I patted her arm again and gently stroked her back. I didn’t know it yet, but I was about to hear one of the most profound – and most memorable – statements of my life. It will grab you, too, and wrap itself around your heart with fierce tendrils of passion.
Ellen sat up and said she thought she would need a whole box of tissue. I handed it to her, and she cuddled back into her pillow alternately sobbing and bawling.
“I wasn’t through loving her yet.”
I hadn’t thought about ever finishing loving someone. I was still loving Ellen’s mom…maybe more as the irritability her back pain stirred in her faded from memory. I thought of my beloved lifelong friend Ruth, whom I haven’t spent as much time with as I want to. And of course Ellen. As she said earlier in the day, the more of these life changes you go through together, the more unfathomable it is to ever not be family to one another.
“She loved you hard,” I said. That was a phrase I’d used to describe my own love for people, especially Ellen. It means fast, and deeply and passionately and often without sentimentality. A fireplug’s gush. So much it’s difficult to take in.

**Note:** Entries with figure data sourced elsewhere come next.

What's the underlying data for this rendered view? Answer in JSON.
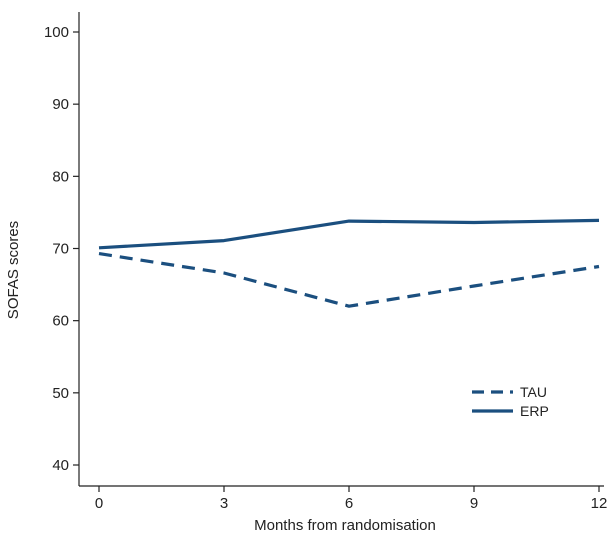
{
  "chart_data": {
    "type": "line",
    "title": "",
    "xlabel": "Months from randomisation",
    "ylabel": "SOFAS scores",
    "x": [
      0,
      3,
      6,
      9,
      12
    ],
    "x_tick_labels": [
      "0",
      "3",
      "6",
      "9",
      "12"
    ],
    "xlim": [
      0,
      12
    ],
    "ylim": [
      40,
      100
    ],
    "y_ticks": [
      40,
      50,
      60,
      70,
      80,
      90,
      100
    ],
    "y_tick_labels": [
      "40",
      "50",
      "60",
      "70",
      "80",
      "90",
      "100"
    ],
    "grid": false,
    "legend_position": "bottom-right",
    "series": [
      {
        "name": "TAU",
        "values": [
          69.3,
          66.6,
          62.0,
          64.8,
          67.5
        ],
        "line_style": "dashed",
        "color": "#1b4f7f"
      },
      {
        "name": "ERP",
        "values": [
          70.1,
          71.1,
          73.8,
          73.6,
          73.9
        ],
        "line_style": "solid",
        "color": "#1b4f7f"
      }
    ]
  }
}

Ellen’s mom was like that, too, I realized for the first time. Not affectionate nor sentimental, but fierce in her desire for her family and their happiness. She never wanted gifts for special occasions, nor parties with all her many friends. She said each time we queried her, “Just all my family to be around me. That’s what I want.”
Ellen’s words moved me deeply, “I wasn’t through loving her yet.” Ellen told her mother she loved her, and told her over and over as Mom lay dying. I knew Ellen missed her mom. Now I knew she also missed loving her. The ongoingness of loving someone.
“I miss her, too. I miss the thereness of her.” We both did. We had talked about the importance to us of knowing she was there!
Mom lived 500 miles away, in another state. We got over to see her and Dad once a year and they came here in between times. But we always knew she was where we pictured her, sitting at the kitchen table reading the paper, drinking coffee, smoking a cigarette. Eager for a hug and a kiss when we saw one another, her sparkling eyes and nearly constant smile…
Ellen and I talked into the night about where mom might be now and what she might be doing. Wherever she is, wherever there is, we miss the thereness of her. We aren’t through loving her yet.